Saturday, December 15, 2012

Autorecovery

It’s the pressure in my chest, I can’t release. Looking forward while everyone leaps.

What does the meaning of success bring, when you can’t sleep. I’m looking into a future of anxiety that can’t compete.

Am I sure I want to give this my all? Keeping life in the moments of success while others are enjoying their defeats…struggle for accomplishments that don’t embrace. Why now, I can’t write. I wanted to for so long. Now I have the few moments to shout, to sleep … and I’m stuck with notes that don’t beat.

Times like this keep me inside. Inside is a place that is covered in responsibility. That what? I must repeat until more is too much? Much is overloaded, and then what? I’m finished.

I don’t even know what I am trying to get out. I don’t know where I am. Where this is supposed to be. What happens now. Who takes this on?

It’s the onlookers. They watch, and judge and they find ways to grunt your outs. There is no out to search for; it’s only creating more ways to succeed. That’s why I am here. I’m no ones’ out; I’m no one’s excuse. I’m just here for proof. For integrity. For myself.

That’s not to say, I’m not doing this for someone else. I’m scared this is going to take a lifetime to complete, nervous for the next step. Sometimes I want to go back. When things didn’t matter. When time was plentiful.

Maybe I am the onlooker. Jealous of them. Jealous of their courage. Or wrecked at the thought that I can’t stop. Because if I do, I don’t know where to go.

Bouncing from thought to thought doesn't explain who I am. I’m not trying to, because then I would have answers. Who wants answers to that…then you will always be stuck with them. I don’t want to become stuck with one purpose. I want millions. I want to have ways to escape into a different world and not have to face the consequences. If I am answered, then I have nothing to look forward to.

Reading it out loud is horrifying. Sounds like blue is pouring out. But I thought it was going to be motivational. Keep the forward steps out. Or what if I am pressuring myself to stay back. I know this can’t be right, because I wouldn't be here. I wouldn't be shaking, I wouldn't be afraid.

Time is contiguous. It’s trapped the world inside milestones. Not counting those moments when time escapes you. When you find out that time is the only thing pushing you. You have to finish in time, because you don’t know how much you have. Making us feel like we need to jump into a world and fast track where we didn't take the chance. But chance is only that moment in time when you had to make a choice and you couldn't decide. What will be the best for you? What will make your life special?

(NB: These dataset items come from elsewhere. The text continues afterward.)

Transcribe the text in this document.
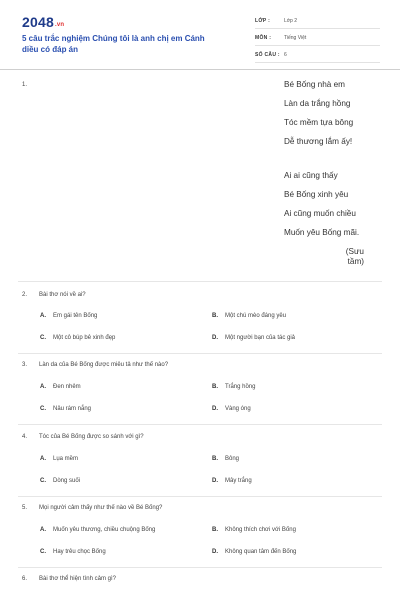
2048.vn
5 câu trắc nghiệm Chúng tôi là anh chị em Cánh diều có đáp án
LỚP :	Lớp 2
MÔN :	Tiếng Việt
SỐ CÂU : 6
1.	Bé Bống nhà em
Làn da trắng hồng
Tóc mềm tựa bông
Dễ thương lắm ấy!
Ai ai cũng thấy
Bé Bống xinh yêu
Ai cũng muốn chiều
Muốn yêu Bống mãi.
(Sưu
tầm)
2. Bài thơ nói về ai?
A. Em gái tên Bống	B. Một chú mèo đáng yêu
C. Một cô búp bê xinh đẹp	D. Một người bạn của tác giả
3. Làn da của Bé Bống được miêu tả như thế nào?
A. Đen nhẻm	B. Trắng hồng
C. Nâu rám nắng	D. Vàng óng
4. Tóc của Bé Bống được so sánh với gì?
A. Lụa mềm	B. Bông
C. Dòng suối	D. Mây trắng
5. Mọi người cảm thấy như thế nào về Bé Bống?
A. Muốn yêu thương, chiều chuộng Bống	B. Không thích chơi với Bống
C. Hay trêu chọc Bống	D. Không quan tâm đến Bống
6. Bài thơ thể hiện tình cảm gì?
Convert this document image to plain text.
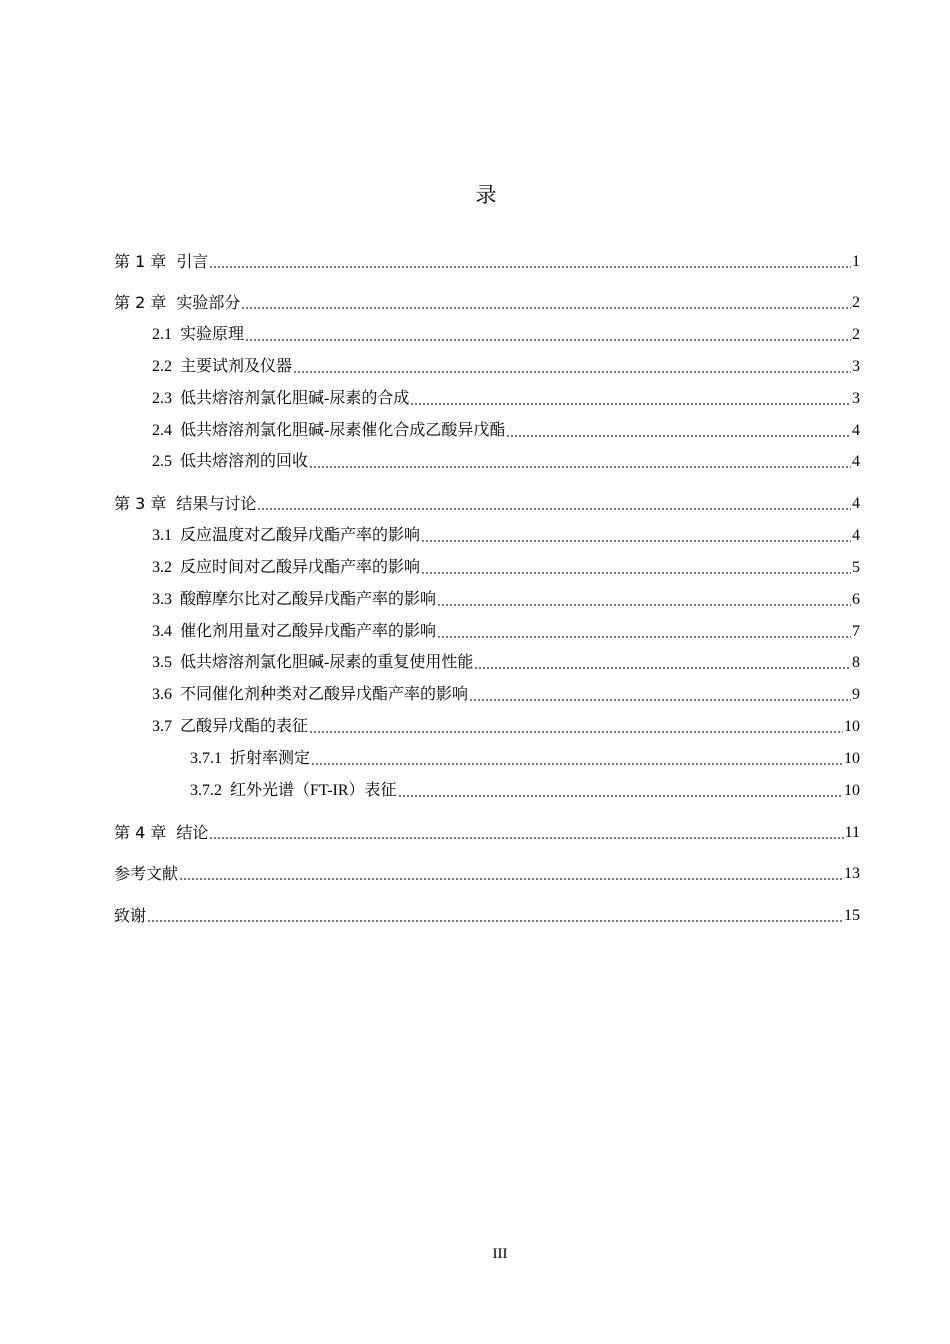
录
第 1 章 引言	1
第 2 章 实验部分	2
2.1 实验原理	2
2.2 主要试剂及仪器	3
2.3 低共熔溶剂氯化胆碱-尿素的合成	3
2.4 低共熔溶剂氯化胆碱-尿素催化合成乙酸异戊酯	4
2.5 低共熔溶剂的回收	4
第 3 章 结果与讨论	4
3.1 反应温度对乙酸异戊酯产率的影响	4
3.2 反应时间对乙酸异戊酯产率的影响	5
3.3 酸醇摩尔比对乙酸异戊酯产率的影响	6
3.4 催化剂用量对乙酸异戊酯产率的影响	7
3.5 低共熔溶剂氯化胆碱-尿素的重复使用性能	8
3.6 不同催化剂种类对乙酸异戊酯产率的影响	9
3.7 乙酸异戊酯的表征	10
3.7.1 折射率测定	10
3.7.2 红外光谱（FT-IR）表征	10
第 4 章 结论	11
参考文献	13
致谢	15
III
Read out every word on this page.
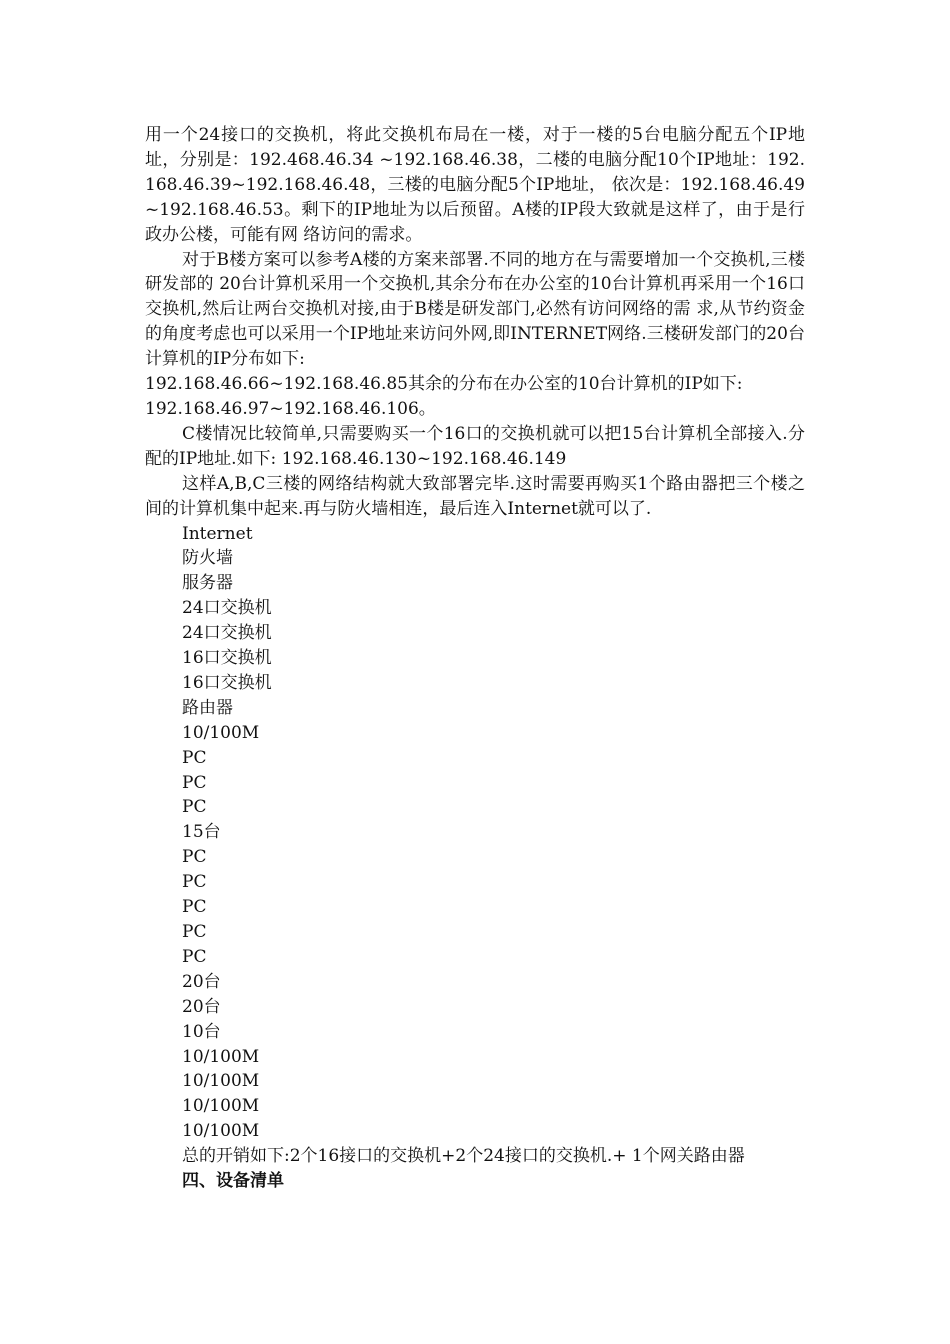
用一个24接口的交换机，将此交换机布局在一楼，对于一楼的5台电脑分配五个IP地址，分别是：192.468.46.34 ~192.168.46.38，二楼的电脑分配10个IP地址：192.168.46.39~192.168.46.48，三楼的电脑分配5个IP地址， 依次是：192.168.46.49~192.168.46.53。剩下的IP地址为以后预留。A楼的IP段大致就是这样了，由于是行政办公楼，可能有网 络访问的需求。

对于B楼方案可以参考A楼的方案来部署.不同的地方在与需要增加一个交换机,三楼研发部的 20台计算机采用一个交换机,其余分布在办公室的10台计算机再采用一个16口交换机,然后让两台交换机对接,由于B楼是研发部门,必然有访问网络的需 求,从节约资金的角度考虑也可以采用一个IP地址来访问外网,即INTERNET网络.三楼研发部门的20台计算机的IP分布如下:

192.168.46.66~192.168.46.85其余的分布在办公室的10台计算机的IP如下:

192.168.46.97~192.168.46.106。

C楼情况比较简单,只需要购买一个16口的交换机就可以把15台计算机全部接入.分配的IP地址.如下: 192.168.46.130~192.168.46.149

这样A,B,C三楼的网络结构就大致部署完毕.这时需要再购买1个路由器把三个楼之间的计算机集中起来.再与防火墙相连，最后连入Internet就可以了.

Internet
防火墙
服务器
24口交换机
24口交换机
16口交换机
16口交换机
路由器
10/100M
PC
PC
PC
15台
PC
PC
PC
PC
PC
20台
20台
10台
10/100M
10/100M
10/100M
10/100M

总的开销如下:2个16接口的交换机+2个24接口的交换机.+ 1个网关路由器

四、设备清单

Special is that moment in your life that you become who you are based from someone else’s. That moment has happened but that doesn't mean it defines the contour of where I stand.

For brief instance, I thought this was gone. Not life, but that thing you keep trying to find. I searched everywhere for it, I was going to start ramping off into an oblivion. But there is such a thing call autorecovery.